Genghis Chan on Drums

John Yau (2002 Grantee)
2020

Published in the Foundation for Contemporary Arts 2020 Grants Booklet

1.
Once you were a crescendo, a cascade, a sarabande
hacked haiku coughing up blood and spitting on moon
with no dance to cry over spilled sludge

Once your name was John Chinaman
You lived in a cricket ding-dong on outskirts of mills and malls
in granted state of Marshmallow Falls

You said, call me Johnny Jodpurs or Lenny Systematic
Suave Stymie or Hamburger Harmonica

You said, listen to my thunderstorm and fire worm
while you perambulate squeal and stamp indissoluble

You said, I am a picket fence, a rumor, a superlative immigrant, a turboprop
laxative

You said, pickax, influenza, rum, and tuxedo twang

This is the placard above my rickshaw chariot moon chaser swoop

2.

Once you were an egret tired of all regrets sticking to you like white feathers

You thought you were a mirage, a whisper, a lone lover standing on one leg
a bush or shrub gleaned in shimmering distance.

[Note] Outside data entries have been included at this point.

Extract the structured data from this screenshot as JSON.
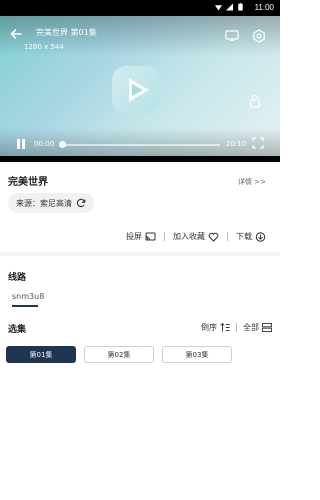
{
  "status_bar": {
    "time": "11:00"
  },
  "player": {
    "title": "完美世界 第01集",
    "resolution": "1280 x 544",
    "current_time": "00:00",
    "total_time": "20:10",
    "progress": 0.0
  },
  "show": {
    "title": "完美世界",
    "detail_link": "详情 >>",
    "source_label": "来源：索尼高清"
  },
  "actions": {
    "cast": "投屏",
    "favorite": "加入收藏",
    "download": "下载"
  },
  "route": {
    "title": "线路",
    "tabs": [
      "snm3u8"
    ]
  },
  "episodes": {
    "title": "选集",
    "sort_label": "倒序",
    "all_label": "全部",
    "items": [
      "第01集",
      "第02集",
      "第03集"
    ]
  },
  "colors": {
    "accent": "#1f3550"
  }
}
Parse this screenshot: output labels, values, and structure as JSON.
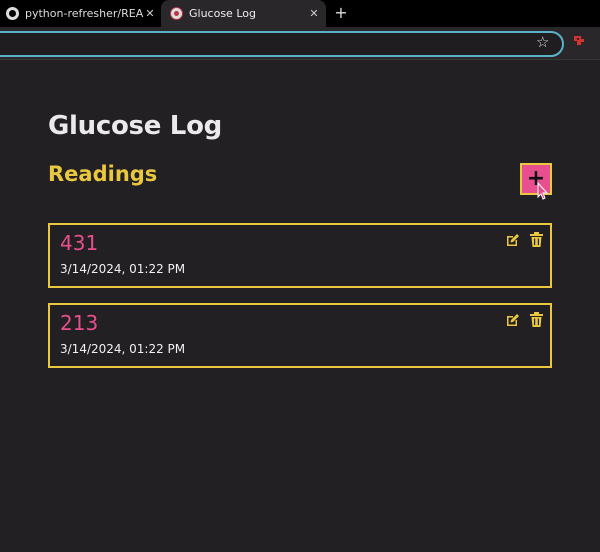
{
  "browser": {
    "tabs": [
      {
        "label": "python-refresher/README.m",
        "favicon": "github-icon",
        "active": false
      },
      {
        "label": "Glucose Log",
        "favicon": "glucose-log-icon",
        "active": true
      }
    ],
    "close_glyph": "✕",
    "new_tab_glyph": "+",
    "address": {
      "value": "",
      "placeholder": ""
    },
    "bookmark_glyph": "☆",
    "accent_color": "#5ab2c6"
  },
  "app": {
    "title": "Glucose Log",
    "section_title": "Readings",
    "add_button_label": "+",
    "colors": {
      "background": "#222022",
      "accent_yellow": "#e9c73f",
      "accent_pink": "#e84f8e",
      "title_text": "#ece9ec"
    },
    "readings": [
      {
        "value": "431",
        "timestamp": "3/14/2024, 01:22 PM"
      },
      {
        "value": "213",
        "timestamp": "3/14/2024, 01:22 PM"
      }
    ]
  }
}
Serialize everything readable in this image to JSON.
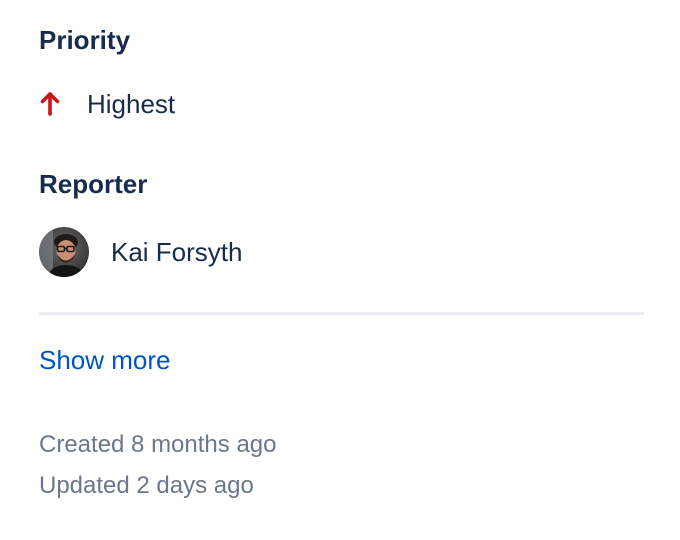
{
  "priority": {
    "heading": "Priority",
    "value": "Highest",
    "icon": "arrow-up-icon",
    "icon_color": "#cd1317"
  },
  "reporter": {
    "heading": "Reporter",
    "name": "Kai Forsyth",
    "avatar": "user-avatar"
  },
  "show_more": {
    "label": "Show more",
    "color": "#0052cc"
  },
  "meta": {
    "created": "Created 8 months ago",
    "updated": "Updated 2 days ago"
  },
  "colors": {
    "heading": "#172b4d",
    "text": "#172b4d",
    "muted": "#6b778c",
    "divider": "#ebecf0"
  }
}
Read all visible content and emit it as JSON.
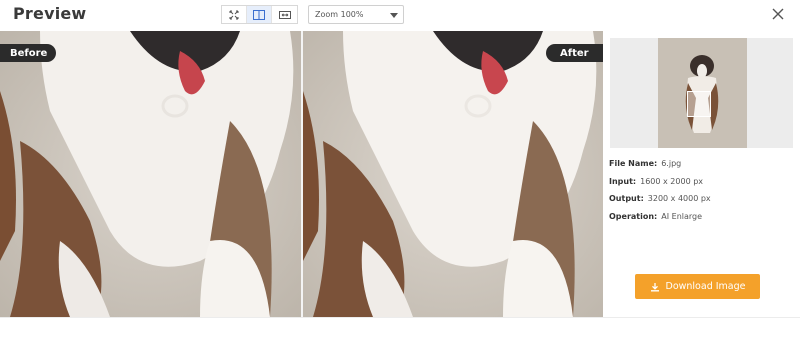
{
  "header": {
    "title": "Preview",
    "view_modes": [
      {
        "icon": "fit-screen-icon",
        "active": false
      },
      {
        "icon": "split-view-icon",
        "active": true
      },
      {
        "icon": "compare-slider-icon",
        "active": false
      }
    ],
    "zoom_label": "Zoom 100%"
  },
  "compare": {
    "before_label": "Before",
    "after_label": "After"
  },
  "details": {
    "file_name_label": "File Name:",
    "file_name": "6.jpg",
    "input_label": "Input:",
    "input_value": "1600 x 2000 px",
    "output_label": "Output:",
    "output_value": "3200 x 4000 px",
    "operation_label": "Operation:",
    "operation_value": "AI Enlarge"
  },
  "actions": {
    "download_label": "Download Image"
  },
  "colors": {
    "accent": "#f4a12a",
    "tag_bg": "#2b2b2b",
    "active_view": "#e6eefb"
  }
}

You began to dream that you saw what you were dreaming in front of you
as you looked down from airplane window

remembering the dog sitting beside your desk
two boys burning a rat for fun
a bank robbery in progress, and the song of a young girl
who lived beside her dead parents–another body
lives inside my dilapidated husk, another intruder
longing to leave me standing by the water’s blue and pink edge
wondering why I can no longer see my face when I look down into the water

3.
Once you were a makeshift bamboo pontoon bride, a cleaver man
a phonograph of someone lost in an eddy that no one heard
a dirty look pushed through a window
a young girl standing on a stoop listening to her father spout clichés
as if they were precious nuggets to be handed down
from one military attaché to another

Winter came and stayed

You were scheduled to make a speech
until you saw a ghost had entered the auditorium and was sitting in the front
row
smiling, your throat a furnace where the words bloomed in flames
a lamp of unstable considerations pressing its muddy towel against your
bleeding gums

4.

Once you were human but then you forgot to put in for overtime
The weather grew hungry but you were not in the mood and decided
that being ignorant was a sign of how savvy you were at not being fooled
by those who talked down from the sky or wherever they sat
when they were not shitting on others besides you
there were many tragic cuckoos indebted to their illnesses
standing at the end of the street waiting to drift into the creviced sun’s bright
red scar

Once you were a greasy river cut off from dreams and hundreds of fish
floated on your back their bellies swollen and their heads stinking and you said
a hundred years from now this watch that I am looking at will still be telling
time
even though it lies on the muddy bottom, a lone lantern pointing to the stars

Once you were a wall pockmarked with bullet holes
astonished that anyone would look at you and not vomit
but that was before the future arrived, an unexpected guest.

John Yau is a poet, fiction writer, art critic, and freelance curator. Ghengis Chan on Drums is the title poem from his next book of poetry, scheduled for release in the fall of 2021. Yau received a Grants to Artists award in 2002. Yau joined the Foundation’s Board of Directors in 2020.